OFMdFM has launched a regeneration scheme, which will turn part of the neglected prison grounds into a Peace building and Conflict Resolution Centre. It will be a space to remember the history of the site, from WWII through to the peace process. It will be an enlightening, positive place. This, I believe, is what Nelson McCausland MLA, the Minister for Social Development, has in mind for Crumlin Road gaol and Girdwood barracks. However, he has come under a lot of scrutiny for the decision not to include housing in the project.
SDLP leader Margaret Ritchie initiated a housing development scheme on the Girdwood site as Minister for Social Development, but the current Minister has changed Department policy so as to remove the housing plans. The SDLP's Alban Maginness MLA has criticised this u-turn, arguing for the initial plan to develop 200 much-needed buildings. On the contrary, Nigel Dodds MP accused the SDLP of sectarian gamesmanship, calling the plan for social housing an example of electioneering. Whether the housing development would have materialised with an SDLP Minister, we can only guess.

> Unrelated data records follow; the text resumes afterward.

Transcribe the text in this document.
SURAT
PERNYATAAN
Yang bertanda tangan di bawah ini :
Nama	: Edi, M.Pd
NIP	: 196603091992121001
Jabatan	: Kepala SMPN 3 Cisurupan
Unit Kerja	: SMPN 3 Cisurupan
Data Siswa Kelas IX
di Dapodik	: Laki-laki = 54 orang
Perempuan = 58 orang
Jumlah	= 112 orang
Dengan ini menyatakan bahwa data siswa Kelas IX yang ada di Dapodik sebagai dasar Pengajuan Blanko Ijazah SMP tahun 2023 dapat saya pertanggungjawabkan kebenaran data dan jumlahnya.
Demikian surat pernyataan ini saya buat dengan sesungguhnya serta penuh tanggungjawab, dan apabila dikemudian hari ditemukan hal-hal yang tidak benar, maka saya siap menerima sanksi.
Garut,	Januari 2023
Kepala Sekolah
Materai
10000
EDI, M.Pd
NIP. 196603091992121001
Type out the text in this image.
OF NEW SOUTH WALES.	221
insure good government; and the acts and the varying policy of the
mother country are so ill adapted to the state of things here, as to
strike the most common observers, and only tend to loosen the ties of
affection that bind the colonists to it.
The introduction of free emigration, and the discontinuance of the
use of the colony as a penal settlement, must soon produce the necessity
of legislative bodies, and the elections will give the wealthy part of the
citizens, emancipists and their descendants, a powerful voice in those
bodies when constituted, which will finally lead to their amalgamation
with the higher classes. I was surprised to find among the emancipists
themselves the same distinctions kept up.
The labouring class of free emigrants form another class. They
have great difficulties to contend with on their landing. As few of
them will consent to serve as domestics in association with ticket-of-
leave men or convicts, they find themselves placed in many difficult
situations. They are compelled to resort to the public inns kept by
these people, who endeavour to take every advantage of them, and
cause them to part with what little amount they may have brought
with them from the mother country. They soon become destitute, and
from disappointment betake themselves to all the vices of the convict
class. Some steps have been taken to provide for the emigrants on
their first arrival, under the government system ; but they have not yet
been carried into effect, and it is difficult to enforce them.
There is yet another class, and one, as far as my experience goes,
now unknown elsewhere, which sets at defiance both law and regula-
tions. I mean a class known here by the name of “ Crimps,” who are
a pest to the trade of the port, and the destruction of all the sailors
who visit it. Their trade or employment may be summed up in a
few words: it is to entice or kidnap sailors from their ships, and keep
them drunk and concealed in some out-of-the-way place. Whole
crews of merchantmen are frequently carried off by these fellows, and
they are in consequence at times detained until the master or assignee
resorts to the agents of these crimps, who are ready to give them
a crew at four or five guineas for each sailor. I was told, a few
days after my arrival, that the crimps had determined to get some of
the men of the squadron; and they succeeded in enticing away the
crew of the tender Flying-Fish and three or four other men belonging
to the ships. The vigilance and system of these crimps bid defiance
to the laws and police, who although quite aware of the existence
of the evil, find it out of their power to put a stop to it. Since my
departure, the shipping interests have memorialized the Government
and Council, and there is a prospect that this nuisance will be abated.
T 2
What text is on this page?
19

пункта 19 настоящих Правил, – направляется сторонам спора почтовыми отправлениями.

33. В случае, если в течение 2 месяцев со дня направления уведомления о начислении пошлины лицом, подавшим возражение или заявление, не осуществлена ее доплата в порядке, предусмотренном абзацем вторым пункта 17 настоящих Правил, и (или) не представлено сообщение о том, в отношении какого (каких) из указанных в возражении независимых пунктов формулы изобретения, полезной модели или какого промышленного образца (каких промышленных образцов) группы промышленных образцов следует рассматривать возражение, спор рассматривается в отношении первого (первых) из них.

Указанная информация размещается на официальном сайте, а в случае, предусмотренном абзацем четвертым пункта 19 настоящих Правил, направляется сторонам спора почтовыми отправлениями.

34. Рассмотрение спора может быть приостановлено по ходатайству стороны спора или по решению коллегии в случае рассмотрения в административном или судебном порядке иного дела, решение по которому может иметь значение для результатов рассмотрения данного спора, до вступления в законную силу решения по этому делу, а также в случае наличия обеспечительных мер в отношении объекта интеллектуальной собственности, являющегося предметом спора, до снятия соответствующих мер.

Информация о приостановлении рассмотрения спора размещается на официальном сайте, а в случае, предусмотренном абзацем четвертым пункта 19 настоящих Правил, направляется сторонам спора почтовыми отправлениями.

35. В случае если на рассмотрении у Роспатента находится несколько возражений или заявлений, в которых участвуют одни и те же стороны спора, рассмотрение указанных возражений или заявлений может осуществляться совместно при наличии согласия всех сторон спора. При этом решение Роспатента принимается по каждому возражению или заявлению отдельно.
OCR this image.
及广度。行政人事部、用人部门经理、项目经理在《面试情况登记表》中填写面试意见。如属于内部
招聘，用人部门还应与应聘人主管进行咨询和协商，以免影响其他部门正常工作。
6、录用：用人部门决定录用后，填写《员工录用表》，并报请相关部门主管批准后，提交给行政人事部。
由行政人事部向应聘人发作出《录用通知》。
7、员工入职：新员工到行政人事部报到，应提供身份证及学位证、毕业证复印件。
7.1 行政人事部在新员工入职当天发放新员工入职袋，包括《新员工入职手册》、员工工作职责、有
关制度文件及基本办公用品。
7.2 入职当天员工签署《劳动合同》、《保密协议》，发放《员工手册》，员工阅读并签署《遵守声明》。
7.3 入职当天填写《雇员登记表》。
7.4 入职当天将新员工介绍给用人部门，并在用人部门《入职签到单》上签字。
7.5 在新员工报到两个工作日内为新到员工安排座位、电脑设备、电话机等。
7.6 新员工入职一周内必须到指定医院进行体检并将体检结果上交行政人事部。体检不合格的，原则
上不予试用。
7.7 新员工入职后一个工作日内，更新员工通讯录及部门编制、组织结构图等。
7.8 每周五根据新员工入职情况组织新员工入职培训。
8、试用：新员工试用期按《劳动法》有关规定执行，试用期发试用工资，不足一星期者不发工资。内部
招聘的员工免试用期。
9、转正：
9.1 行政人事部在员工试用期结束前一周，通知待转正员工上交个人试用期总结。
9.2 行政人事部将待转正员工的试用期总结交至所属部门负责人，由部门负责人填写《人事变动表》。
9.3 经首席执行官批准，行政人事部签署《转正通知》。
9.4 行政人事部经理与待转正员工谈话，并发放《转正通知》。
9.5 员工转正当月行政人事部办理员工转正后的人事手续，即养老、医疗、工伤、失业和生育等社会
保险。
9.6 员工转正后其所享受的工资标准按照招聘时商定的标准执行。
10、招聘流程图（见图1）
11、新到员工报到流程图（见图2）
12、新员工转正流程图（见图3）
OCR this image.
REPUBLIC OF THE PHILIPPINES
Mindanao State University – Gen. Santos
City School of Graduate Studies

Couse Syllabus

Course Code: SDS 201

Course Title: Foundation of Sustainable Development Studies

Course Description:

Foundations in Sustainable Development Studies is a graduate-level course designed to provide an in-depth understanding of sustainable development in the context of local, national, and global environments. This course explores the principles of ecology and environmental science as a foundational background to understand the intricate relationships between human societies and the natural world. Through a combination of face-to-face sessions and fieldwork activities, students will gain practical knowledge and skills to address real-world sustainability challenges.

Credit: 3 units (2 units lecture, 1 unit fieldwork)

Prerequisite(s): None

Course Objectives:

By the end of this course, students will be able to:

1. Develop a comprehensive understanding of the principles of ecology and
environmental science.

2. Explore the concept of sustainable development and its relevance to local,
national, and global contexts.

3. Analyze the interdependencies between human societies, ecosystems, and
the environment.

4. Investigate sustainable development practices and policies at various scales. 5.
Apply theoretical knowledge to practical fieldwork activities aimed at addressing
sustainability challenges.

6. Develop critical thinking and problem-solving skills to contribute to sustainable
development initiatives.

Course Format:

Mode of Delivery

The issue is controversial because there is a desperate need for accomodation in the area. The levels of housing distress are especially high amongst the Catholic community in North Belfast. The Housing Executive waiting list in the local area is almost 2,500, with the majority coming from a Nationalist or Republican background. For this reason, there have been strong allegations of sectarian governance (coming specifically from Sinn Féin's Conor Maskey in recent days). So is the decision to reject this opportunity for housing development in North Belfast an affront to the rights of those on the waiting list?
Although it may seem to be an extreme accusation, Mr McCausland's decision to renege on a Ministerial commitment to provide citizens with housing is arguably a denial of basic rights. I look forward to the outcome of the inevitable consultations with local interest groups, which I presume will make some strong arguments for their case.